We know Canada’s economic engine is limping, cheap he’s here is a clear indication he understands the us government can’t be in the sidelines.

Trudeau pushed with the changes to gain ‘social licence’ for pipelines after no progress is made under the Conservatives. The end result so far is that they have empowered opposition and fuelled anger and division, making solutions even more difficult to attain.

Still, there’s appreciation for that visit, which at the minimum shows good intentions so at the start of his mandate.

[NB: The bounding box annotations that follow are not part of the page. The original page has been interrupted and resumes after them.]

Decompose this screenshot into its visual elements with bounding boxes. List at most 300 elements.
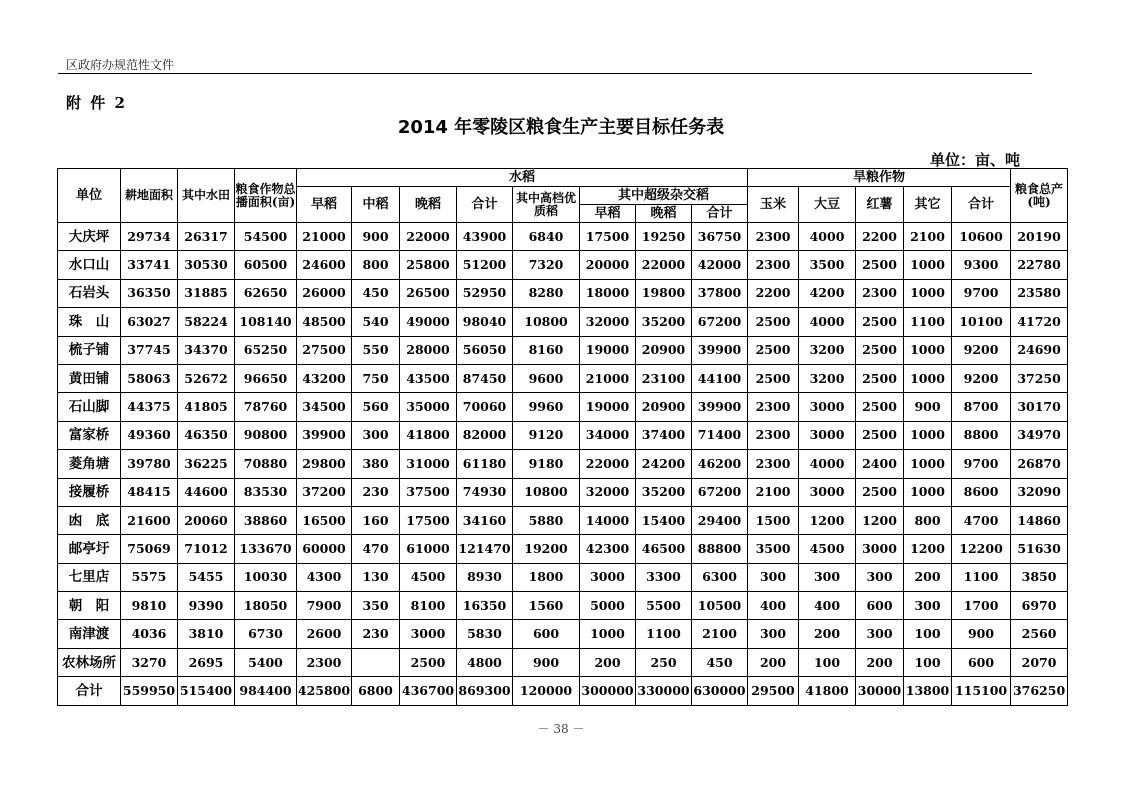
table-cell: 5000 [580,592,636,620]
table-cell: 6970 [1011,592,1068,620]
table-cell: 3000 [400,620,457,648]
table-cell: 300 [799,563,856,591]
table-cell: 7320 [513,251,580,279]
table-cell: 61000 [400,535,457,563]
table-cell: 2500 [856,393,904,421]
table-cell: 3500 [799,251,856,279]
table-cell: 10100 [952,308,1011,336]
table-cell: 1200 [904,535,952,563]
row-label: 接履桥 [58,478,121,506]
table-cell: 22000 [636,251,692,279]
table-cell: 17500 [580,223,636,251]
table-cell: 10800 [513,478,580,506]
table-cell: 54500 [235,223,297,251]
table-cell: 39900 [692,393,748,421]
table-cell: 3200 [799,364,856,392]
table-cell: 44100 [692,364,748,392]
table-cell: 121470 [457,535,513,563]
table-cell: 3810 [178,620,235,648]
table-cell: 2200 [856,223,904,251]
table-cell: 34160 [457,506,513,534]
table-cell: 78760 [235,393,297,421]
table-cell: 31000 [400,450,457,478]
table-cell: 49000 [400,308,457,336]
table-cell: 1700 [952,592,1011,620]
table-cell: 87450 [457,364,513,392]
table-cell: 130 [352,563,400,591]
table-cell: 31885 [178,279,235,307]
table-row [58,620,1068,648]
table-cell: 900 [904,393,952,421]
grain-target-table [57,168,1068,706]
row-label: 合计 [58,677,121,705]
table-cell: 8100 [400,592,457,620]
row-label: 黄田铺 [58,364,121,392]
table-cell: 12200 [952,535,1011,563]
table-cell: 1200 [856,506,904,534]
table-row [58,563,1068,591]
header-early-rice: 早稻 [297,187,352,223]
table-cell: 67200 [692,478,748,506]
table-cell: 21000 [297,223,352,251]
table-cell: 559950 [121,677,178,705]
header-mid-rice: 中稻 [352,187,400,223]
table-cell: 18000 [580,279,636,307]
table-cell: 3200 [799,336,856,364]
table-cell: 15400 [636,506,692,534]
table-cell: 300 [904,592,952,620]
table-cell: 58063 [121,364,178,392]
table-cell: 21000 [580,364,636,392]
row-label: 石山脚 [58,393,121,421]
table-cell: 39900 [297,421,352,449]
table-cell: 8280 [513,279,580,307]
table-cell: 350 [352,592,400,620]
table-cell: 200 [748,648,799,676]
table-cell: 41720 [1011,308,1068,336]
table-cell: 90800 [235,421,297,449]
unit-label: 单位：亩、吨 [930,151,1021,169]
table-cell: 2500 [856,364,904,392]
table-cell: 51200 [457,251,513,279]
table-cell: 19800 [636,279,692,307]
table-cell: 46200 [692,450,748,478]
table-cell: 5880 [513,506,580,534]
table-cell: 43200 [297,364,352,392]
table-cell: 41800 [400,421,457,449]
table-cell: 300000 [580,677,636,705]
header-grain-sown-area: 粮食作物总播面积(亩) [235,169,297,223]
row-label: 邮亭圩 [58,535,121,563]
table-cell: 16350 [457,592,513,620]
table-cell: 10500 [692,592,748,620]
table-cell: 20900 [636,336,692,364]
table-cell: 33741 [121,251,178,279]
row-label: 大庆坪 [58,223,121,251]
table-cell: 300 [856,620,904,648]
table-cell: 400 [748,592,799,620]
table-cell: 120000 [513,677,580,705]
table-cell: 35000 [400,393,457,421]
row-label: 凼 底 [58,506,121,534]
table-cell: 560 [352,393,400,421]
table-cell: 37250 [1011,364,1068,392]
row-label: 石岩头 [58,279,121,307]
table-cell: 115100 [952,677,1011,705]
table-cell: 74930 [457,478,513,506]
table-cell: 2500 [856,478,904,506]
table-cell: 29734 [121,223,178,251]
header-other: 其它 [904,187,952,223]
table-cell: 37745 [121,336,178,364]
table-cell: 4000 [799,450,856,478]
table-cell: 16500 [297,506,352,534]
table-cell: 70060 [457,393,513,421]
row-label: 农林场所 [58,648,121,676]
table-cell: 28000 [400,336,457,364]
table-cell: 9180 [513,450,580,478]
table-cell: 2500 [856,308,904,336]
table-cell: 900 [952,620,1011,648]
table-cell: 2300 [748,223,799,251]
table-cell: 2500 [856,251,904,279]
table-row [58,421,1068,449]
table-cell: 800 [904,506,952,534]
table-row [58,478,1068,506]
table-cell: 470 [352,535,400,563]
table-cell: 425800 [297,677,352,705]
header-rice: 水稻 [297,169,748,187]
table-cell: 32000 [580,308,636,336]
table-cell: 133670 [235,535,297,563]
table-cell: 29800 [297,450,352,478]
table-cell: 20900 [636,393,692,421]
header-sh-late: 晚稻 [636,205,692,223]
table-cell: 46350 [178,421,235,449]
table-cell: 48415 [121,478,178,506]
table-cell: 60000 [297,535,352,563]
row-label: 七里店 [58,563,121,591]
table-cell: 14000 [580,506,636,534]
header-sweet-potato: 红薯 [856,187,904,223]
table-cell: 900 [513,648,580,676]
table-cell: 67200 [692,308,748,336]
table-cell: 1100 [952,563,1011,591]
table-cell: 9600 [513,364,580,392]
table-cell: 60500 [235,251,297,279]
row-label: 朝 阳 [58,592,121,620]
table-cell: 34500 [297,393,352,421]
page-number: － 38 － [537,722,585,736]
table-cell: 32090 [1011,478,1068,506]
table-cell: 20190 [1011,223,1068,251]
table-cell: 3000 [799,393,856,421]
table-cell: 1000 [580,620,636,648]
row-label: 富家桥 [58,421,121,449]
table-cell: 26000 [297,279,352,307]
table-cell: 98040 [457,308,513,336]
table-cell: 8600 [952,478,1011,506]
header-paddy: 其中水田 [178,169,235,223]
table-cell: 3000 [799,478,856,506]
table-cell: 10800 [513,308,580,336]
table-cell: 49360 [121,421,178,449]
table-cell: 18050 [235,592,297,620]
table-cell: 42300 [580,535,636,563]
table-cell: 63027 [121,308,178,336]
table-cell: 82000 [457,421,513,449]
table-cell: 100 [904,620,952,648]
table-cell: 10600 [952,223,1011,251]
table-cell: 26500 [400,279,457,307]
table-cell: 2070 [1011,648,1068,676]
header-dry-total: 合计 [952,187,1011,223]
row-label: 水口山 [58,251,121,279]
table-cell: 13800 [904,677,952,705]
header-soybean: 大豆 [799,187,856,223]
table-cell: 1560 [513,592,580,620]
table-cell: 41805 [178,393,235,421]
table-cell: 4500 [400,563,457,591]
table-cell: 9390 [178,592,235,620]
table-cell: 3500 [748,535,799,563]
table-cell: 3000 [799,421,856,449]
table-cell: 19250 [636,223,692,251]
table-cell: 230 [352,478,400,506]
table-cell: 43900 [457,223,513,251]
table-cell: 2300 [748,393,799,421]
table-cell: 41800 [799,677,856,705]
table-cell: 2100 [692,620,748,648]
table-cell: 900 [352,223,400,251]
table-cell: 62650 [235,279,297,307]
table-cell: 96650 [235,364,297,392]
table-row [58,308,1068,336]
row-label: 菱角塘 [58,450,121,478]
table-cell: 30530 [178,251,235,279]
table-cell: 36225 [178,450,235,478]
table-cell: 2500 [748,364,799,392]
table-cell: 22000 [580,450,636,478]
table-cell: 2560 [1011,620,1068,648]
table-cell: 65250 [235,336,297,364]
table-cell: 24600 [297,251,352,279]
table-cell: 5400 [235,648,297,676]
table-cell: 6800 [352,677,400,705]
table-cell: 1200 [799,506,856,534]
table-row [58,450,1068,478]
table-cell: 5830 [457,620,513,648]
table-cell: 2300 [748,450,799,478]
table-cell: 300 [352,421,400,449]
table-cell: 35200 [636,478,692,506]
table-cell: 984400 [235,677,297,705]
header-arable-area: 耕地面积 [121,169,178,223]
table-cell: 4700 [952,506,1011,534]
header-grain-output: 粮食总产(吨) [1011,169,1068,223]
table-cell: 51630 [1011,535,1068,563]
table-cell: 42000 [692,251,748,279]
table-cell: 83530 [235,478,297,506]
table-row [58,364,1068,392]
table-row [58,336,1068,364]
table-cell: 88800 [692,535,748,563]
table-cell: 17500 [400,506,457,534]
table-cell: 23580 [1011,279,1068,307]
table-cell: 2300 [748,421,799,449]
table-cell: 9200 [952,336,1011,364]
table-cell: 37500 [400,478,457,506]
table-cell: 25800 [400,251,457,279]
table-cell: 9810 [121,592,178,620]
row-label: 梳子铺 [58,336,121,364]
table-cell: 2400 [856,450,904,478]
table-cell: 750 [352,364,400,392]
table-cell: 37200 [297,478,352,506]
table-cell: 52950 [457,279,513,307]
table-cell: 380 [352,450,400,478]
table-cell: 7900 [297,592,352,620]
table-cell: 400 [799,592,856,620]
table-cell: 108140 [235,308,297,336]
table-cell [352,648,400,676]
table-cell: 27500 [297,336,352,364]
table-cell: 2500 [856,336,904,364]
table-cell: 48500 [297,308,352,336]
header-premium-rice: 其中高档优质稻 [513,187,580,223]
table-cell: 4000 [799,308,856,336]
table-cell: 20060 [178,506,235,534]
table-cell: 1000 [904,336,952,364]
table-cell: 1000 [904,364,952,392]
table-row [58,393,1068,421]
table-cell: 36350 [121,279,178,307]
table-cell: 1000 [904,421,952,449]
table-cell: 2300 [856,279,904,307]
table-body [58,223,1068,706]
table-cell: 600 [952,648,1011,676]
table-cell: 250 [636,648,692,676]
table-row [58,506,1068,534]
table-cell: 32000 [580,478,636,506]
table-cell: 37400 [636,421,692,449]
header-super-hybrid: 其中超级杂交稻 [580,187,748,205]
header-sh-early: 早稻 [580,205,636,223]
table-cell: 39900 [692,336,748,364]
table-cell: 5575 [121,563,178,591]
table-cell: 4800 [457,648,513,676]
table-cell: 515400 [178,677,235,705]
table-cell: 300 [856,563,904,591]
table-cell: 5500 [636,592,692,620]
table-cell: 600 [513,620,580,648]
table-cell: 43500 [400,364,457,392]
table-cell: 36750 [692,223,748,251]
table-cell: 540 [352,308,400,336]
table-cell: 200 [799,620,856,648]
table-cell: 56050 [457,336,513,364]
table-cell: 71400 [692,421,748,449]
attachment-label: 附 件 2 [66,94,127,112]
table-cell: 100 [904,648,952,676]
table-cell: 630000 [692,677,748,705]
table-cell: 34000 [580,421,636,449]
table-row [58,592,1068,620]
table-cell: 71012 [178,535,235,563]
table-cell: 9960 [513,393,580,421]
table-cell: 35200 [636,308,692,336]
header-late-rice: 晚稻 [400,187,457,223]
table-cell: 3000 [856,535,904,563]
table-cell: 19000 [580,336,636,364]
table-row [58,279,1068,307]
table-cell: 1000 [904,279,952,307]
table-cell: 52672 [178,364,235,392]
table-cell: 46500 [636,535,692,563]
table-cell: 1100 [636,620,692,648]
table-cell: 1000 [904,251,952,279]
table-cell: 9700 [952,279,1011,307]
table-cell: 2100 [904,223,952,251]
table-row [58,677,1068,705]
table-cell: 61180 [457,450,513,478]
table-cell: 2300 [297,648,352,676]
table-cell: 450 [352,279,400,307]
table-cell: 2600 [297,620,352,648]
table-cell: 24690 [1011,336,1068,364]
table-cell: 39780 [121,450,178,478]
table-cell: 29500 [748,677,799,705]
table-cell: 30170 [1011,393,1068,421]
table-cell: 24200 [636,450,692,478]
table-cell: 550 [352,336,400,364]
table-cell: 2100 [748,478,799,506]
table-cell: 6300 [692,563,748,591]
table-cell: 44375 [121,393,178,421]
table-cell: 2300 [748,251,799,279]
table-cell: 19000 [580,393,636,421]
table-cell: 75069 [121,535,178,563]
table-cell: 4036 [121,620,178,648]
table-cell: 1800 [513,563,580,591]
table-cell: 230 [352,620,400,648]
table-cell: 200 [580,648,636,676]
table-cell: 8700 [952,393,1011,421]
table-cell: 3000 [580,563,636,591]
table-cell: 6840 [513,223,580,251]
table-cell: 436700 [400,677,457,705]
table-cell: 1000 [904,450,952,478]
table-cell: 58224 [178,308,235,336]
table-cell: 2500 [748,336,799,364]
table-cell: 330000 [636,677,692,705]
table-cell: 21600 [121,506,178,534]
table-cell: 30000 [856,677,904,705]
table-cell: 6730 [235,620,297,648]
header-dry-crops: 旱粮作物 [748,169,1011,187]
table-cell: 376250 [1011,677,1068,705]
document-category: 区政府办规范性文件 [66,58,175,72]
table-row [58,535,1068,563]
table-cell: 9120 [513,421,580,449]
table-cell: 70880 [235,450,297,478]
page-title: 2014 年零陵区粮食生产主要目标任务表 [397,117,725,138]
table-cell: 2500 [856,421,904,449]
table-cell: 9700 [952,450,1011,478]
table-cell: 300 [748,563,799,591]
table-cell: 100 [799,648,856,676]
table-cell: 2500 [748,308,799,336]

“It’s clear to me, based on everything I see within the public domain, the best Minister appreciates the degree of the problem,” said Asim Ghosh, president and CEO of integrated oil company Husky Energy Inc. “We know Canada’s economic engine is limping, cheap he’s this is a clear indication that he understands the us government can’t be in the sidelines.”

Trudeau may help by giving timely review of pipelines, suggested Ghosh, whose company is a large heavy oil and oilsands producer in Western Canada, and also by being conscious of Canada’s competitiveness when boosting environmental requirements.